We are excited to cheer on the riders of Team Jumbo-Visma as they fight their way to the finish line. At Visma, we have taken our role as sponsors one step further by going behind the scenes to help our team perform their best during races.
Creating technology that solves complex issues is what we do best. And whether it is climbing the steepest hill or developing an advanced algorithm, teamwork is essential. So it was a natural step for us to team up with Team Jumbo-Visma to see how we could work together to optimise their performance.
Fueling up to the finish line
In the past, coaches would start preparing their calorie estimates more than three weeks in advance to make sure they had adequate assessments per cyclist, per stage. Using information like the stage’s profile, cyclists’ body-mass index, elevation, and total distance, they would manually arrive at their calculations.
But out on the track, unforeseen factors almost always impact how much energy the cyclists use. The weather, for instance, can cause cyclists to exert themselves more, or perhaps the team’s tactics need to change due to other circumstances.
This means coaches would often have to review their estimates before each stage of the race. Needless to say, this was a very time-consuming exercise. So we decided to see how we could simplify the lives of both coaches and cyclists. Working together with the team, we embarked on a journey to improve the nutritional calculation using automation.
Machine learning to the rescue
The first step was to collect the necessary data. A Garmin device on the bike gives us the actuals (like total distance and climbing meters) for each race. A crank-based power meter also gives us a precise calculation of the calories burned. We have a TCX file with GPS coordinates which provides us with metrics on the profile of the race (distance, climbing metres, difficulty, etc.).
We also have information about riders’ weight, height, and role (whether they are a sprinter or a climber, for instance). Finally, we take weather conditions into account. Combining the weather forecast with GPS information and the rider’s location allows us to calculate the wind effect – whether it’s a tailwind or headwind.
Data gathering and visualisation are powered by Smartbase, a data management and analytics platform for athletes.
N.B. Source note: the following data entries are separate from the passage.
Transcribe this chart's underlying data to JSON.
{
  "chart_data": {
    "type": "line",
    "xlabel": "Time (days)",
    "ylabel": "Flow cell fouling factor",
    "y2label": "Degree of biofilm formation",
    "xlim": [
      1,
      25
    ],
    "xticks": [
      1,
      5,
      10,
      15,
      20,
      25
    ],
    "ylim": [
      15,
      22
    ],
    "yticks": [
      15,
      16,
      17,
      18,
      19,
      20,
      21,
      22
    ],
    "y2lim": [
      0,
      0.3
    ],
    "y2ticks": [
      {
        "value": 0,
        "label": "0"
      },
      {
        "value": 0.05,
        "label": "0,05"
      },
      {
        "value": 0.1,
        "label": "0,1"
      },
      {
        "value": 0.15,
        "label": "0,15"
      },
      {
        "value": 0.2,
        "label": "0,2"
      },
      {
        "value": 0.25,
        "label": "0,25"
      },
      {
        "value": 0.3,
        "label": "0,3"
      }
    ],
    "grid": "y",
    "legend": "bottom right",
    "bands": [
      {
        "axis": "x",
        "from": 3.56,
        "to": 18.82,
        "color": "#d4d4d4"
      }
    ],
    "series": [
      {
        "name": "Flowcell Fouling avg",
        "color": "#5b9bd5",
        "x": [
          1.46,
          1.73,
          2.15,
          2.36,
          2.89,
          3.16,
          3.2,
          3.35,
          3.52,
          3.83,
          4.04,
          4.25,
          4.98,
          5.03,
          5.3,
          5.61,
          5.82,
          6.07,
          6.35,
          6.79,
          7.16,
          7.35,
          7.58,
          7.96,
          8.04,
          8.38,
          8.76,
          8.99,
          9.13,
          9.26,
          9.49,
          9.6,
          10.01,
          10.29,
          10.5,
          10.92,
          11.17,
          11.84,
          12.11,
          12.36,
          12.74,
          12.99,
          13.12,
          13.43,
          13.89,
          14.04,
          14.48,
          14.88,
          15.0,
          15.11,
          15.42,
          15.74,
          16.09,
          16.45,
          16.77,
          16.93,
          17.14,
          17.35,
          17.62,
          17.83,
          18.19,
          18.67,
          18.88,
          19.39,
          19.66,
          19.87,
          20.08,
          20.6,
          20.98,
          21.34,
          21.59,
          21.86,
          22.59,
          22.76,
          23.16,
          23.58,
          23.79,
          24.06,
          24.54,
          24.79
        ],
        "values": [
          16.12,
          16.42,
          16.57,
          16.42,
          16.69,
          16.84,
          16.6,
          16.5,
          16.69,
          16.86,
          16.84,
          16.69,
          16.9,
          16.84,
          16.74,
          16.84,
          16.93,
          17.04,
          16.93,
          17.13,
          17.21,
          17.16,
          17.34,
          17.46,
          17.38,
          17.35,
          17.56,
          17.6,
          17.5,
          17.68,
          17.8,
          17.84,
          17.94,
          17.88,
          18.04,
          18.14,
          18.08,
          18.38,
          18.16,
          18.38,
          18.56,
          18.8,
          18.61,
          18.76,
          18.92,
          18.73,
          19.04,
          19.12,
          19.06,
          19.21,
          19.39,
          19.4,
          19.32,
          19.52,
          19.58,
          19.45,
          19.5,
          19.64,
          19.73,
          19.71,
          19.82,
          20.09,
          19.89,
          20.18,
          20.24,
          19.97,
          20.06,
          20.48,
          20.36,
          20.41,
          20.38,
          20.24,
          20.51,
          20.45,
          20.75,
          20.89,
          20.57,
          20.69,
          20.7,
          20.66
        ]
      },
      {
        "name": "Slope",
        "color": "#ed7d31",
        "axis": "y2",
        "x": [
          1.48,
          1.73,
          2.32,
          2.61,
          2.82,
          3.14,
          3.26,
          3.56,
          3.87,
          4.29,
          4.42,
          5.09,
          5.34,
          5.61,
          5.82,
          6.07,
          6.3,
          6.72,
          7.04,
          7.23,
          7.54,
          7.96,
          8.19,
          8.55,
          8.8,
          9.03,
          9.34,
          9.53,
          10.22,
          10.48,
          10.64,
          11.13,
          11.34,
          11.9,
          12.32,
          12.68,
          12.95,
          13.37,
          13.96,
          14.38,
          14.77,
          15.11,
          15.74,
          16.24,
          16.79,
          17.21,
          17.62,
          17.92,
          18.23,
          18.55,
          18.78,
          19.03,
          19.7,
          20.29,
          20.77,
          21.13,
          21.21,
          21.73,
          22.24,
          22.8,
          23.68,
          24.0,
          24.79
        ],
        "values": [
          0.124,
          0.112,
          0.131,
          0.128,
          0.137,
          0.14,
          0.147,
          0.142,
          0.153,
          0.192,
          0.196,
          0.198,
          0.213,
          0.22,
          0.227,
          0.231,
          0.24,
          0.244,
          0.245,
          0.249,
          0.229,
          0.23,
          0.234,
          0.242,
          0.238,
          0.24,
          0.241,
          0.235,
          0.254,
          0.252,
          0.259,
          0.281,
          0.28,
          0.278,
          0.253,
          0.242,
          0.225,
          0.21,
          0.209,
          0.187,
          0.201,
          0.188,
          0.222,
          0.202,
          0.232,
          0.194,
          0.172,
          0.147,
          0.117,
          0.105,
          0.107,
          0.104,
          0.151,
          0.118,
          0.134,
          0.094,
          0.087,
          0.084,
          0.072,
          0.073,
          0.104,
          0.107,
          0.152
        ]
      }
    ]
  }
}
The coaches use this environment to enter the actuals. We then use this data to prepare the forecasts.
Part of the work also entails pre-processing this data and removing outliers. For example, a cyclist might forget to turn off their Garmin device, so we need to exclude the “noise” from the data set. We also made some variables relative, like power, energy and elevation, to make it easier to compare stages and races.
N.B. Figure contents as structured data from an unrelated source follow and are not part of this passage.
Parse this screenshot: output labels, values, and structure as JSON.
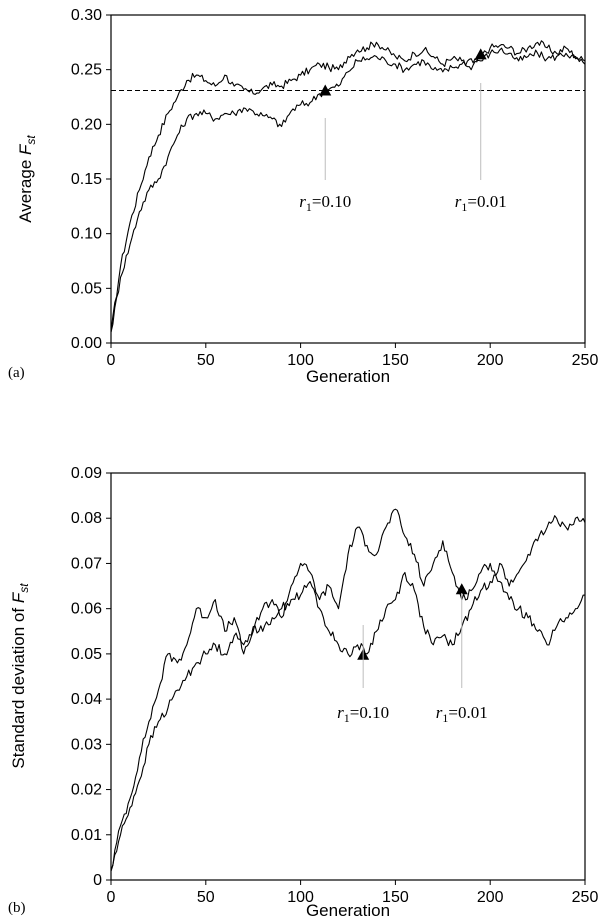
{
  "chart_data": [
    {
      "panel": "(a)",
      "type": "line",
      "xlabel": "Generation",
      "ylabel": {
        "prefix": "Average ",
        "var": "F",
        "sub": "st"
      },
      "xlim": [
        0,
        250
      ],
      "ylim": [
        0,
        0.3
      ],
      "xticks": [
        "0",
        "50",
        "100",
        "150",
        "200",
        "250"
      ],
      "yticks": [
        "0.00",
        "0.05",
        "0.10",
        "0.15",
        "0.20",
        "0.25",
        "0.30"
      ],
      "grid": false,
      "legend": "none",
      "reference_line": {
        "y": 0.231,
        "style": "dashed"
      },
      "series": [
        {
          "x": [
            0,
            5,
            10,
            15,
            20,
            25,
            30,
            35,
            40,
            45,
            50,
            55,
            60,
            65,
            70,
            75,
            80,
            85,
            90,
            95,
            100,
            105,
            110,
            115,
            120,
            125,
            130,
            135,
            140,
            145,
            150,
            155,
            160,
            165,
            170,
            175,
            180,
            185,
            190,
            195,
            200,
            205,
            210,
            215,
            220,
            225,
            230,
            235,
            240,
            245,
            250
          ],
          "values": [
            0.01,
            0.07,
            0.11,
            0.14,
            0.17,
            0.19,
            0.21,
            0.225,
            0.24,
            0.245,
            0.24,
            0.235,
            0.245,
            0.235,
            0.232,
            0.228,
            0.233,
            0.236,
            0.235,
            0.24,
            0.245,
            0.25,
            0.255,
            0.252,
            0.25,
            0.262,
            0.268,
            0.27,
            0.275,
            0.268,
            0.262,
            0.258,
            0.265,
            0.268,
            0.262,
            0.255,
            0.26,
            0.258,
            0.25,
            0.262,
            0.27,
            0.272,
            0.27,
            0.265,
            0.27,
            0.275,
            0.27,
            0.265,
            0.27,
            0.262,
            0.258
          ]
        },
        {
          "x": [
            0,
            5,
            10,
            15,
            20,
            25,
            30,
            35,
            40,
            45,
            50,
            55,
            60,
            65,
            70,
            75,
            80,
            85,
            90,
            95,
            100,
            105,
            110,
            115,
            120,
            125,
            130,
            135,
            140,
            145,
            150,
            155,
            160,
            165,
            170,
            175,
            180,
            185,
            190,
            195,
            200,
            205,
            210,
            215,
            220,
            225,
            230,
            235,
            240,
            245,
            250
          ],
          "values": [
            0.01,
            0.06,
            0.09,
            0.12,
            0.14,
            0.15,
            0.17,
            0.19,
            0.205,
            0.21,
            0.21,
            0.205,
            0.21,
            0.21,
            0.215,
            0.212,
            0.208,
            0.205,
            0.198,
            0.212,
            0.218,
            0.22,
            0.228,
            0.232,
            0.235,
            0.248,
            0.258,
            0.26,
            0.262,
            0.258,
            0.255,
            0.25,
            0.255,
            0.258,
            0.25,
            0.248,
            0.252,
            0.255,
            0.26,
            0.258,
            0.265,
            0.268,
            0.265,
            0.258,
            0.262,
            0.265,
            0.26,
            0.262,
            0.265,
            0.26,
            0.255
          ]
        }
      ],
      "annotations": [
        {
          "r_var": "r",
          "r_sub": "1",
          "text": "=0.10",
          "x": 113,
          "y": 0.231
        },
        {
          "r_var": "r",
          "r_sub": "1",
          "text": "=0.01",
          "x": 195,
          "y": 0.264
        }
      ]
    },
    {
      "panel": "(b)",
      "type": "line",
      "xlabel": "Generation",
      "ylabel": {
        "prefix": "Standard deviation of ",
        "var": "F",
        "sub": "st"
      },
      "xlim": [
        0,
        250
      ],
      "ylim": [
        0,
        0.09
      ],
      "xticks": [
        "0",
        "50",
        "100",
        "150",
        "200",
        "250"
      ],
      "yticks": [
        "0",
        "0.01",
        "0.02",
        "0.03",
        "0.04",
        "0.05",
        "0.06",
        "0.07",
        "0.08",
        "0.09"
      ],
      "grid": false,
      "legend": "none",
      "series": [
        {
          "x": [
            0,
            5,
            10,
            15,
            20,
            25,
            30,
            35,
            40,
            45,
            50,
            55,
            60,
            65,
            70,
            75,
            80,
            85,
            90,
            95,
            100,
            105,
            110,
            115,
            120,
            125,
            130,
            135,
            140,
            145,
            150,
            155,
            160,
            165,
            170,
            175,
            180,
            185,
            190,
            195,
            200,
            205,
            210,
            215,
            220,
            225,
            230,
            235,
            240,
            245,
            250
          ],
          "values": [
            0.002,
            0.012,
            0.018,
            0.027,
            0.035,
            0.042,
            0.05,
            0.048,
            0.052,
            0.06,
            0.058,
            0.062,
            0.055,
            0.058,
            0.05,
            0.055,
            0.06,
            0.062,
            0.058,
            0.065,
            0.07,
            0.068,
            0.062,
            0.065,
            0.06,
            0.072,
            0.078,
            0.074,
            0.072,
            0.078,
            0.082,
            0.076,
            0.072,
            0.065,
            0.07,
            0.075,
            0.068,
            0.062,
            0.064,
            0.068,
            0.07,
            0.066,
            0.062,
            0.06,
            0.058,
            0.055,
            0.052,
            0.056,
            0.058,
            0.06,
            0.063
          ]
        },
        {
          "x": [
            0,
            5,
            10,
            15,
            20,
            25,
            30,
            35,
            40,
            45,
            50,
            55,
            60,
            65,
            70,
            75,
            80,
            85,
            90,
            95,
            100,
            105,
            110,
            115,
            120,
            125,
            130,
            135,
            140,
            145,
            150,
            155,
            160,
            165,
            170,
            175,
            180,
            185,
            190,
            195,
            200,
            205,
            210,
            215,
            220,
            225,
            230,
            235,
            240,
            245,
            250
          ],
          "values": [
            0.002,
            0.01,
            0.016,
            0.022,
            0.03,
            0.035,
            0.038,
            0.042,
            0.045,
            0.048,
            0.05,
            0.052,
            0.05,
            0.054,
            0.052,
            0.056,
            0.055,
            0.058,
            0.06,
            0.062,
            0.063,
            0.066,
            0.06,
            0.055,
            0.052,
            0.05,
            0.052,
            0.05,
            0.055,
            0.06,
            0.062,
            0.068,
            0.064,
            0.056,
            0.052,
            0.054,
            0.052,
            0.056,
            0.06,
            0.064,
            0.066,
            0.07,
            0.065,
            0.068,
            0.072,
            0.075,
            0.078,
            0.08,
            0.078,
            0.08,
            0.079
          ]
        }
      ],
      "annotations": [
        {
          "r_var": "r",
          "r_sub": "1",
          "text": "=0.10",
          "x": 133,
          "y": 0.0498
        },
        {
          "r_var": "r",
          "r_sub": "1",
          "text": "=0.01",
          "x": 185,
          "y": 0.0643
        }
      ]
    }
  ]
}
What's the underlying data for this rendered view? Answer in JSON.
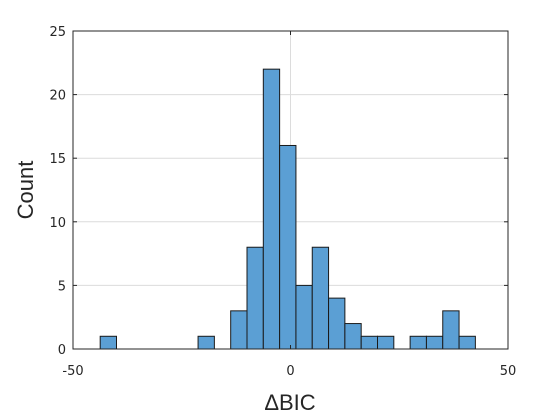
{
  "chart_data": {
    "type": "bar",
    "title": "",
    "xlabel": "ΔBIC",
    "ylabel": "Count",
    "xlim": [
      -50,
      50
    ],
    "ylim": [
      0,
      25
    ],
    "xticks": [
      -50,
      0,
      50
    ],
    "yticks": [
      0,
      5,
      10,
      15,
      20,
      25
    ],
    "grid": true,
    "bin_width": 3.75,
    "bin_edges_start": -43.75,
    "values": [
      1,
      0,
      0,
      0,
      0,
      0,
      1,
      0,
      3,
      8,
      22,
      16,
      5,
      8,
      4,
      2,
      1,
      1,
      0,
      1,
      1,
      3,
      1
    ],
    "colors": {
      "bar_fill": "#5b9fd4",
      "bar_edge": "#1a1a1a",
      "grid": "#dcdcdc"
    }
  }
}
Using training examples, we apply supervised learning to teach our algorithm the outcome of the calorie predictions. This is a regression problem, and we selected random forest as the best machine learning algorithm to solve it.
So, how accurate is the resulting model? We have used different metrics to evaluate its performance. For example, we looked at the R-squared of our model and the manual predictions done by coaches. The R-squared measures the strength of the relationship between the model and the dependent variable (calories) on a convenient 0-100% scale.
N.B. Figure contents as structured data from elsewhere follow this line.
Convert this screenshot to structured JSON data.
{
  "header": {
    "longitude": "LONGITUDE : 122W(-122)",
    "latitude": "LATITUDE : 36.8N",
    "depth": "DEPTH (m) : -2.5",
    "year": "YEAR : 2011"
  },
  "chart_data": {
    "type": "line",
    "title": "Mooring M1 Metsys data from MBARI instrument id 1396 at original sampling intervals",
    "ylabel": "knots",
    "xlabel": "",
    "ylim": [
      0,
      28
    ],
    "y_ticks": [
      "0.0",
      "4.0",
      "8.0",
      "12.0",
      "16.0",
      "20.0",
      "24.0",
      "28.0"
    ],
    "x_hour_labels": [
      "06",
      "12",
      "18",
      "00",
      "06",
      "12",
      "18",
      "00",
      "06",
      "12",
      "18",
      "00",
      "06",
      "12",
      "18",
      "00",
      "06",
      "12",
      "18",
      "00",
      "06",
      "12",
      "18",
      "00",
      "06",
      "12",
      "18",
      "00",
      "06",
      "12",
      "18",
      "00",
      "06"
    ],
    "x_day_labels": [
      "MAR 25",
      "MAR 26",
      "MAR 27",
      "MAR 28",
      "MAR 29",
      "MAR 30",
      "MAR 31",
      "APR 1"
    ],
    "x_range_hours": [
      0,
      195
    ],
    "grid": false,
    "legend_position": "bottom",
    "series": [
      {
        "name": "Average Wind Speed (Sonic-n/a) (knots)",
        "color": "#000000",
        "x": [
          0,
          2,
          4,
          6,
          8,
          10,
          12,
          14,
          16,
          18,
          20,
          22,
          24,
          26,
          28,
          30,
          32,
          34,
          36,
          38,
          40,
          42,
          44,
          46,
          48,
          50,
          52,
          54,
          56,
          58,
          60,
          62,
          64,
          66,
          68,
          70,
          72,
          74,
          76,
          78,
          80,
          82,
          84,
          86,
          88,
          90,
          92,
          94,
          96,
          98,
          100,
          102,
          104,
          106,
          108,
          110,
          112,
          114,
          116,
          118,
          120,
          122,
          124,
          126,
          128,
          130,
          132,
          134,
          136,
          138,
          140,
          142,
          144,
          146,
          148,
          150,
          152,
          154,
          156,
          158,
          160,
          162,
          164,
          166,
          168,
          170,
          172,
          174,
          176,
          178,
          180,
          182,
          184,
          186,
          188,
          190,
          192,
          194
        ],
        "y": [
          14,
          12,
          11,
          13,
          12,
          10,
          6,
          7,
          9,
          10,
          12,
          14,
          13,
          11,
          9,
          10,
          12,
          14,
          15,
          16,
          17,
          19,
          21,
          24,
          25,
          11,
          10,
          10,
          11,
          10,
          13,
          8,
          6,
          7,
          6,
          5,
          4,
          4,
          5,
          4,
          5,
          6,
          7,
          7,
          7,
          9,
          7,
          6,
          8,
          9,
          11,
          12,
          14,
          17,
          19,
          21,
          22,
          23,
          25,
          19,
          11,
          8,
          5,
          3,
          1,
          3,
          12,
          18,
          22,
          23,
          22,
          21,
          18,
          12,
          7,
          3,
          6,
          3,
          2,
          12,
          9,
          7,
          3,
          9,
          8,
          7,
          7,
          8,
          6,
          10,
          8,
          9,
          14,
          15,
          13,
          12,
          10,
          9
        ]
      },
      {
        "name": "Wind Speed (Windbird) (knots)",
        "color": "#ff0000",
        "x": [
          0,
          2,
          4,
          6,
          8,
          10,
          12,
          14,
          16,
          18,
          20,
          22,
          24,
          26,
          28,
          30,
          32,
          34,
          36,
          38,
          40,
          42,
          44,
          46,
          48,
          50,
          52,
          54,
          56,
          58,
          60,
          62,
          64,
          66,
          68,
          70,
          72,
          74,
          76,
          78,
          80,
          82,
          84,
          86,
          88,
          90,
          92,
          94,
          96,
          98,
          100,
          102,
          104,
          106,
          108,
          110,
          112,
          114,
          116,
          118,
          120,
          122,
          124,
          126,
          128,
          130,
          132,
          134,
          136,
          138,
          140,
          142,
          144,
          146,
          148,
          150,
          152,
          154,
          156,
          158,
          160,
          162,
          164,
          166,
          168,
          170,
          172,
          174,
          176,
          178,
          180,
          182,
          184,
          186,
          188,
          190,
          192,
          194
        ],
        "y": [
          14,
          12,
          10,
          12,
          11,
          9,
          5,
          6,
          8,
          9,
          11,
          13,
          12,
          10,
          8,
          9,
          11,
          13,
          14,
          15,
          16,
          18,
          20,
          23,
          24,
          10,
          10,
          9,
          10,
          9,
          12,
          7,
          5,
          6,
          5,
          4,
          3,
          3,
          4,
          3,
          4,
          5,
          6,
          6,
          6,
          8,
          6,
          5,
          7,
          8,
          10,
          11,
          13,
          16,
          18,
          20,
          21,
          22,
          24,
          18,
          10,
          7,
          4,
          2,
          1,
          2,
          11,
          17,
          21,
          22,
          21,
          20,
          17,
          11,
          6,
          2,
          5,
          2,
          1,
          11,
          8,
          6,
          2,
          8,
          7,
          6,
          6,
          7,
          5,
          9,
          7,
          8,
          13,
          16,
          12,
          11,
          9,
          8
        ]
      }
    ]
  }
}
The machine-learning model got a score of 82%, while the manual predictions got a score of 52%. That means coaches now get the results in a split second, improving accuracy and saving valuable time.
With the calorie estimates powered by machine learning, coaches simply need to enter riders’ calories into an app which provides optimised proportions for each meal in return – an important step in helping our cycling stars do what they do best: work hard and succeed.